TrendlineFinder
← Trendline Course · Module 6 of 15
How to Draw Trendlines the RIGHT Way
Anchor points, the touchpoint rule, and what makes a line valid or invalid.
This is where most beginners go wrong — and where getting it right makes the biggest difference.
The Golden Rule: Anchor to Wicks, Not Bodies (Usually)
A candlestick has two parts:
- Body — the thick rectangular part showing opening and closing price
- Wicks (or shadows) — the thin lines above and below showing the high and low of the period
For most trendlines, connect the wicks — the extreme highs and lows of the candles. Wicks represent the true boundaries of where buyers and sellers pushed price. Bodies represent where they settled.
Important: Some situations call for using candle bodies instead of wicks. The key is consistency — pick one approach and stick with it. Don't switch between wicks and bodies to make a trendline fit how you want it to look. That's called "fitting your bias," and it's a trap.
Step-by-Step: Drawing an Upward Trendline
- Find the lowest point on your chart — the most significant low you can see. This is your Point A.
- Find a higher low — a subsequent low where price dipped back down but not below your Point A. This is your Point B.
- Critical rule for Point B: The trendline you draw between Point A and Point B must NOT have price passing through (intersecting) it anywhere in between. If price crosses the line before Point B, your Point B is invalid — find a different one.
- Draw the Ray from Point A through Point B and let it extend to the right.

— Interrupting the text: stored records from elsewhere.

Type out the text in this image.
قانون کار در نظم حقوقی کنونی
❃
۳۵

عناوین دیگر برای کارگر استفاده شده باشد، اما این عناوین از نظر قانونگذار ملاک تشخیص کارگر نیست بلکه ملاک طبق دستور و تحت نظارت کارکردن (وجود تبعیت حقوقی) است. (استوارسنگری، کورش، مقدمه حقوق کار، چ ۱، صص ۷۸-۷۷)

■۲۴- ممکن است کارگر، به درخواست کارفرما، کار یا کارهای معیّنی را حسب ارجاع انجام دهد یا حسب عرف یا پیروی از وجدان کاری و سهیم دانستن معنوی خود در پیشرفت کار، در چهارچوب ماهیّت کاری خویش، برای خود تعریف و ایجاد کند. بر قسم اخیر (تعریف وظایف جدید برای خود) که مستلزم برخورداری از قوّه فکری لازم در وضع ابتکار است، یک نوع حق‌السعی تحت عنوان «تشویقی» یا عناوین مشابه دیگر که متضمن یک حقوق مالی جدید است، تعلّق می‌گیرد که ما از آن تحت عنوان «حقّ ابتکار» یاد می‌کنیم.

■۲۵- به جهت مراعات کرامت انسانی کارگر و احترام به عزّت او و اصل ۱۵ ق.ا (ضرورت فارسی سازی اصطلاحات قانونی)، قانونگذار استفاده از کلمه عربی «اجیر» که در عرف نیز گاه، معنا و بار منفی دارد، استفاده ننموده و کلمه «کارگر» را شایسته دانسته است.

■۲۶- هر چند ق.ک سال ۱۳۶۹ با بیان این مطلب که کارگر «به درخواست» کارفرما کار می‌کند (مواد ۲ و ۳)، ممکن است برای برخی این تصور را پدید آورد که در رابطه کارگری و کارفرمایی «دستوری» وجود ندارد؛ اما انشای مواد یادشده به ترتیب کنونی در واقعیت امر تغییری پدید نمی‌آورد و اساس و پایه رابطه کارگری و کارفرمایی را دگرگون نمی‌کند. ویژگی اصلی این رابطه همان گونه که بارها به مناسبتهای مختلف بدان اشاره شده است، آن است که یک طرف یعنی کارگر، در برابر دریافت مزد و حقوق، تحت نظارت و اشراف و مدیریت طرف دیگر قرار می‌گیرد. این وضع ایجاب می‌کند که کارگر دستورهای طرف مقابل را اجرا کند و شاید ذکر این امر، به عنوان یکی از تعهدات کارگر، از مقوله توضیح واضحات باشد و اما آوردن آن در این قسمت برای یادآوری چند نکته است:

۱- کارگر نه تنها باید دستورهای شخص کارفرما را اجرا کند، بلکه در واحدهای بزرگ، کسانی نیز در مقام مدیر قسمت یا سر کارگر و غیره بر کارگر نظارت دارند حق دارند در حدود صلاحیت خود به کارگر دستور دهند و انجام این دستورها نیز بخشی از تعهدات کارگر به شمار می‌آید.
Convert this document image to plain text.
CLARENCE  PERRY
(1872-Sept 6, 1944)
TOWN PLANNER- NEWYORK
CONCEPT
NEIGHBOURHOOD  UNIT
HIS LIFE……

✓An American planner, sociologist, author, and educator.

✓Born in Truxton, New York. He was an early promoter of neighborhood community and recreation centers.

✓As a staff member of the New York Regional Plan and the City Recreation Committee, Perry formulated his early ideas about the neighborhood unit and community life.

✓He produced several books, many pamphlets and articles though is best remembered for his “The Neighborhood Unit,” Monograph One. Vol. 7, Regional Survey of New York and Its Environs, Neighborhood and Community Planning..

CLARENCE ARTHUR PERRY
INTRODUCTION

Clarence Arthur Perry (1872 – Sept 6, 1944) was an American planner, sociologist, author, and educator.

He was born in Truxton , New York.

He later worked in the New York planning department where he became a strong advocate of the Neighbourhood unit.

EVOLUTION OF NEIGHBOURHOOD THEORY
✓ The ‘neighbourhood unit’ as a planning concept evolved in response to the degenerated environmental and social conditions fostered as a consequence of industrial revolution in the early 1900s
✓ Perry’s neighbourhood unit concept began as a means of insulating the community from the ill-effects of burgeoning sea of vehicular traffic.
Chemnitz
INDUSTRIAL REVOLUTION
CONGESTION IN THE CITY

- Count your touchpoints. A trendline with 2 points is the minimum. 3 or more touchpoints = a strong, reliable trendline.
Step-by-Step: Drawing a Downward Trendline
- Find the highest point on your chart — the most significant high you can see. This is your Point A.
- Find a lower high — a subsequent high where price rallied back up but not above your Point A. This is your Point B.
- Same rule applies: the line between Point A and Point B must not be intersected by price anywhere in between.
- Draw the Ray from Point A through Point B and extend it to the right.
- Count your touchpoints. More = stronger.
The Touchpoint Rule
Touchpoints are the number of times price comes back to test a trendline. This is the single biggest indicator of how reliable a trendline is:
- 2 touchpoints — Minimum to draw the line. Valid, but weak.
- 3 touchpoints — Strong. This is your target.
- 4+ touchpoints — Very strong. High probability of continued respect.
Every time price comes back to a trendline and bounces off it without breaking through, that trendline gains credibility. It proves that the market is recognizing and reacting to that level.
What Makes a Trendline Invalid?
- Price passes through the line before reaching your intended Point B
- You moved the line to fit a preconceived idea about where price should go
- Only one touchpoint — a single point is just a dot, not a trend
- The line connects insignificant price moves rather than clear swing highs or lows
Visualizing It Correctly
Here's a mental model that helps: imagine your upward trendline is a floor. You're trying to draw the floor so that it props the price up perfectly from underneath — touching as many "footprints" (lows) as possible, without ever going above the price. If the floor pokes through the price at any point, it's in the wrong place.
For a downward trendline, reverse this: imagine it as a ceiling. It should press down on the highs from above without ever dipping below the price.